他們所佔據的海島不過方寸之間,三千餘軍卒不過兩個時辰便從東走到西、從南走到北將整個小島巡查乾淨,除了有些走獸之外,整個小島毫無人煙,地勢除了一座高聳的山石便一馬平川。

可孫氏並沒有馬,只能用腿來丈量。

孫策將這座無名島嶼稱作蟹島(赤尾嶼)。

好在燕氏的水軍沒有追擊過來,這給了孫氏休整的機會。

在這座島上,孫策得到了野果、獸肉、魚肉及木材,並得到流竄途中的落腳點。因這座島不足以養活他們三千餘壯男,他們迫切需要航行至有人煙的島上才能繼續存活。周瑜根據早年遼東商賈的見聞向孫策建議道:“昔燕氏平高句麗時,其國王子伊尹漠曾自樂浪入海南行至瀛洲,言說瀛洲有大島,島上兵弱,可活人。”

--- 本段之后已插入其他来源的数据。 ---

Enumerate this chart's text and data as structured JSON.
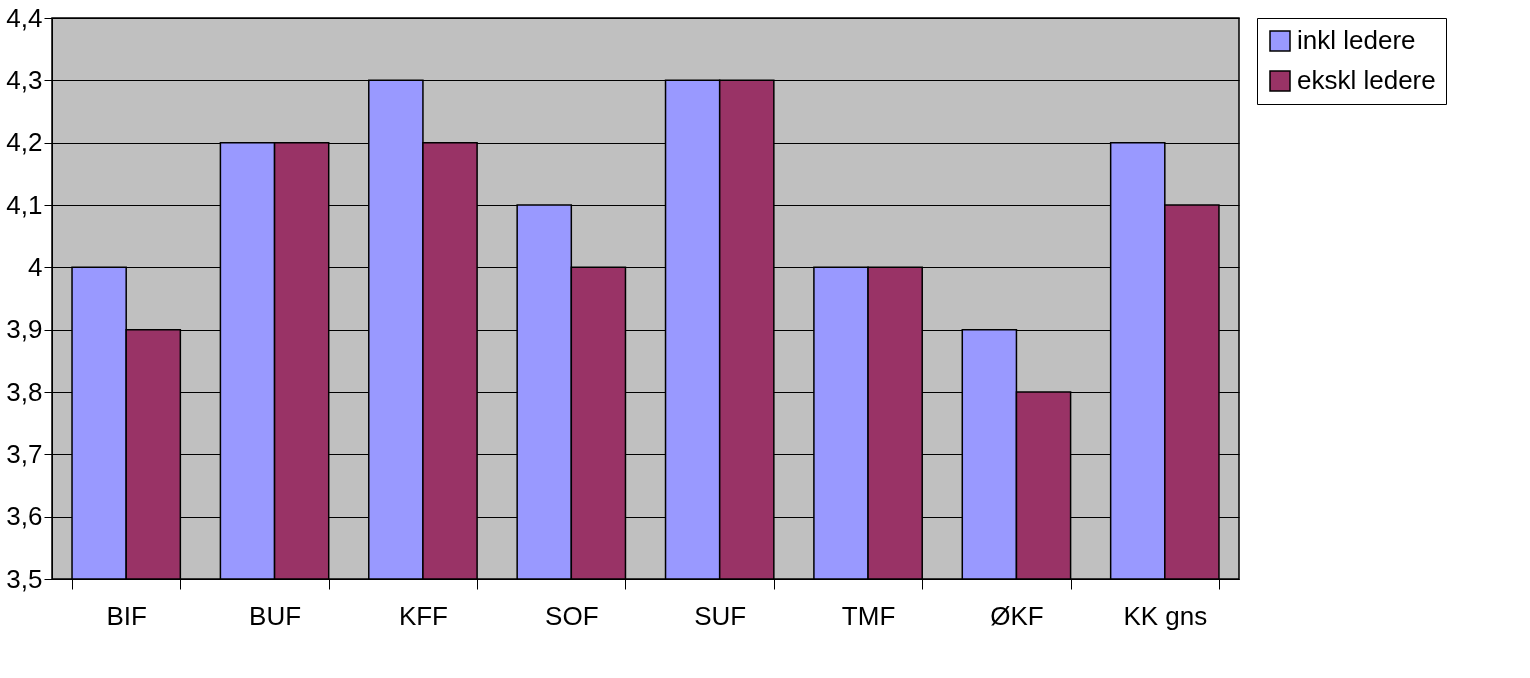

孫策在海島上點起篝火,木枝串着海魚烤得劈啪作響,將目光望向東北方向的茫茫大海。

朝這個方向航行過去,可能會抵達‘瀛洲’,也可能會抵達樂浪甚至遼東……不論是哪個地方,都將有另一場大戰等待着他。 第二節課,基本上是小學部都已經聽聞了他在上一節課的事迹。